On September 21, 2015, the U.S. Court of Appeals for the Seventh Circuit issued an important Comprehensive Environmental Response, Compensation, and Liability Act (CERCLA), cost recovery lawsuit ruling relating to a contractual release of liability that pre-dated CERCLA.  The case is The Peoples Gas Light and Coke Company v. Beazer East, Inc.

The plaintiff, Peoples Gas Light and Coke Company (Peoples), entered into three Administrative Orders on Consent with EPA to evaluate and remediate, through CERCLA response actions, the “Crawford Station” site in Chicago, Illinois.  According to the Court of Appeals, Peoples has, to date, incurred more than $70 million in cleanup costs. Consequently, in 2014, Peoples filed a two-count CERCLA cost recovery lawsuit against Beazer East, Inc., the successor to Koppers, which had entered into an agreement with Peoples in 1920 to build and operate a by-product coke plant for the manufacture of carbureted water gas; the facility was known as the Chicago By-Product Coke Company.  In 1928, Peoples acquired the assets of the company, but Koppers continued to operate the plant until 1938, when Peoples took over the operations, and it continued to operate the facility until 1956. In its defense, Beazer East argued that the 1920 agreement contractually released Koppers and, therefore, Beazer, from all liability for the operation of the Coke plant; Peoples thus had no claim to any reimbursement from Beazer East under CERCLA.

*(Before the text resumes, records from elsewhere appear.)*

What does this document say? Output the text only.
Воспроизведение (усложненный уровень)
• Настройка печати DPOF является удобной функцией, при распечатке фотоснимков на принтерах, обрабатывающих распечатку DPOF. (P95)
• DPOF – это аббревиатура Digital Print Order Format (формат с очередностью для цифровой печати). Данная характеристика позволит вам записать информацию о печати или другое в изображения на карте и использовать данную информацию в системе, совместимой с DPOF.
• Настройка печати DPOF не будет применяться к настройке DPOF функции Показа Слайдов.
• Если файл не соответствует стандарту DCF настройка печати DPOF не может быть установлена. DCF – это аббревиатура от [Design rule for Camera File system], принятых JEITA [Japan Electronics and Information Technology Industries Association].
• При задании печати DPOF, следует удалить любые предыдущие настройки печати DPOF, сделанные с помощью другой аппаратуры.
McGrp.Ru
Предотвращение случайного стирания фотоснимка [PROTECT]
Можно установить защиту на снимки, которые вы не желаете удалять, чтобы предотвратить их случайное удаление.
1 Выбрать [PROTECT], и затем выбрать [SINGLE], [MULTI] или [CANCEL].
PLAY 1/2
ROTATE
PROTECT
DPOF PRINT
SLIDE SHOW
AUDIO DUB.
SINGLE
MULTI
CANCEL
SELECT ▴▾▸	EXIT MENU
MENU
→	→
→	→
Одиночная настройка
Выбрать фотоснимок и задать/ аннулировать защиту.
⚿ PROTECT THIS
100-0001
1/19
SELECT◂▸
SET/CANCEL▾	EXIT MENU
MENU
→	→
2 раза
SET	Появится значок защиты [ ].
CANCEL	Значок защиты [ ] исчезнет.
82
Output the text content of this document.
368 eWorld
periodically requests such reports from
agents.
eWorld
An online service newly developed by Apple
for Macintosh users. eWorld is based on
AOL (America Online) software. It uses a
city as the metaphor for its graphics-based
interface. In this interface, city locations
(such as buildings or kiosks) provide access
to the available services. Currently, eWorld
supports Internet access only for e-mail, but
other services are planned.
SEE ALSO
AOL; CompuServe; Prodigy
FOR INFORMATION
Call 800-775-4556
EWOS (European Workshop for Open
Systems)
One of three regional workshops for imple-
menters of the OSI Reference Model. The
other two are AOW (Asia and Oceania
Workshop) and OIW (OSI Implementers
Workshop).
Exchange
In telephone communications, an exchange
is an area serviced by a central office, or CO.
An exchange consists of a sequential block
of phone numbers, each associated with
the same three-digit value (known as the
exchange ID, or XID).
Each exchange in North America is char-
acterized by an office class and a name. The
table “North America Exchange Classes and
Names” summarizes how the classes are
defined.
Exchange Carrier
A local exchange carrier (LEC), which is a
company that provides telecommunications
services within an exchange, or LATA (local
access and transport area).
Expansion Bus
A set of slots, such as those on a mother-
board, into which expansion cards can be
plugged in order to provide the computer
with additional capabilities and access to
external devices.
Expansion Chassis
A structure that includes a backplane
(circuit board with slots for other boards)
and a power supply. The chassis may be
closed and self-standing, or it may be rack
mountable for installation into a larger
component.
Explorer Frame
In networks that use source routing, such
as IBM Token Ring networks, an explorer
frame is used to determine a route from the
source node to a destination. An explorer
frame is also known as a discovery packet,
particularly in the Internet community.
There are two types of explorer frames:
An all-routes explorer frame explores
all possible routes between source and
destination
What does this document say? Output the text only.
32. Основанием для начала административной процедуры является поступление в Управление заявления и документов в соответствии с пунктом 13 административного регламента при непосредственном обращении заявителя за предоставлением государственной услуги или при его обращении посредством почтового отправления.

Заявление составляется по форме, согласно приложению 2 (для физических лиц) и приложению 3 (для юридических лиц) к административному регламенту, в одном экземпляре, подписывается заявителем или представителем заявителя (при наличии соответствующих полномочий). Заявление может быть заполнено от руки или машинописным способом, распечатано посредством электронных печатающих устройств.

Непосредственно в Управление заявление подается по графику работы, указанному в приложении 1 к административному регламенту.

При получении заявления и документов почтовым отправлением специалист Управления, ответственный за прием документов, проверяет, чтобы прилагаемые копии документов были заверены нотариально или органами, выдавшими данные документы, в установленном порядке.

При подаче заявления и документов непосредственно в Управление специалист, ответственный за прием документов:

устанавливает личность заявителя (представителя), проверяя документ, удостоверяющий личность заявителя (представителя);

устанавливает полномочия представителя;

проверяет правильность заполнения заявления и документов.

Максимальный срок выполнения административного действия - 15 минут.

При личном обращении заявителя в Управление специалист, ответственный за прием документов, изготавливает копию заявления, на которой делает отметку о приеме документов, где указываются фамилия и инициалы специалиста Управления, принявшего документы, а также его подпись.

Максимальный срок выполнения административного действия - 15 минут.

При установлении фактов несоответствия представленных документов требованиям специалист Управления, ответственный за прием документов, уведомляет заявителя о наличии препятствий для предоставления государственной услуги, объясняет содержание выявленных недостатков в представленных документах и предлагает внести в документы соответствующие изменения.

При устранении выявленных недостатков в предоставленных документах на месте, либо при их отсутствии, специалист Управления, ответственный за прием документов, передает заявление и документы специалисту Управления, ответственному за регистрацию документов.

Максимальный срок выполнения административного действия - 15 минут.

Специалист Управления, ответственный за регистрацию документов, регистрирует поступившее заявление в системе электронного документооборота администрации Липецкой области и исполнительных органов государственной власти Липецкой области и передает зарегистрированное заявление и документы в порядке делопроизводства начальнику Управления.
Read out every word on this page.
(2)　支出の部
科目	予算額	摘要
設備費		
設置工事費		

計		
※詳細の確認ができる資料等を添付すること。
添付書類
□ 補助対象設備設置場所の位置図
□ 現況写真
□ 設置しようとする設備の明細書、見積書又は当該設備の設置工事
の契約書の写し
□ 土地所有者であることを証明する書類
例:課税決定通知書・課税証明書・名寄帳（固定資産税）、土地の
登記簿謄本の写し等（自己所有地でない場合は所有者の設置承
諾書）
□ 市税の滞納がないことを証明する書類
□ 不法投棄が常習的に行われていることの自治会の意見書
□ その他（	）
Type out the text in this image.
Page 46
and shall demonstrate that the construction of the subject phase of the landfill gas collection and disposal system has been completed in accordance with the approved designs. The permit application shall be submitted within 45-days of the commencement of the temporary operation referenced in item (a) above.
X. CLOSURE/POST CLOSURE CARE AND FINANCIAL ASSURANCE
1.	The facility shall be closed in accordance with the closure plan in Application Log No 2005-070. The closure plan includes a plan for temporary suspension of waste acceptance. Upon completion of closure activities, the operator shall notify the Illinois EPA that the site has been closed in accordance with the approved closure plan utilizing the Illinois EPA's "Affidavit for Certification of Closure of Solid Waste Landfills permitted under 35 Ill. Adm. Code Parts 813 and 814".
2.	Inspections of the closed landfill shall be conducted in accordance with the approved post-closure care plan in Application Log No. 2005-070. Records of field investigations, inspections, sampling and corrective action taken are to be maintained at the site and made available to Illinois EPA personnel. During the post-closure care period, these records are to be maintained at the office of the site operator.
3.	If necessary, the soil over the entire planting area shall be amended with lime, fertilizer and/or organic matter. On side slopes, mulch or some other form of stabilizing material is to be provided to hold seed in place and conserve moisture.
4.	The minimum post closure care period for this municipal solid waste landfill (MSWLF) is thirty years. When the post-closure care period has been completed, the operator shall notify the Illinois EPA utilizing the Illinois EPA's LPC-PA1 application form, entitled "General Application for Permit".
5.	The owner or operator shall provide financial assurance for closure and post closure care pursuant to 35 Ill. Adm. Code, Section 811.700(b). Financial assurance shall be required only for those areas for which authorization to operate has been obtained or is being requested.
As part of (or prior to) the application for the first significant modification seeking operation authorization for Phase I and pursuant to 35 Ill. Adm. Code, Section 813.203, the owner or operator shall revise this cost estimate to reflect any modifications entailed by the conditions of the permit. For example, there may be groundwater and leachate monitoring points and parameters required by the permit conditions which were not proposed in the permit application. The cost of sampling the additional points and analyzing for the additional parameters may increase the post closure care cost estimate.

To decide this case, the Court of Appeals was obliged to interpret the 1920 agreement in light of the 1980 enactment of CERCLA. Applying the Illinois law regarding the construction and interpretation of contracts, and the well-established approach taken by the courts when confronting claims of CERCLA liability that pre-date the enactment of CERCLA, the Court of Appeals agreed with Beazer East that Peoples could not maintain this lawsuit. While a party “may indemnify another party for liability arising out of a law not in existence at the time of contracting”, when a contractual assignment of liability pre-dates CERCLA, the “courts will look to see whether an indemnification agreement is either specific enough to include CERCLA Liability or general enough to include any and all environmental liability which would, naturally, include subsequent CERCLA claims”.  The Court of Appeals agreed with Beazer East that the contractual provisions agreed to in 1920 had the effect of releasing Koppers and also Beazer East from all future claims including environmental liability, arising from Koppers’ operation of the plant.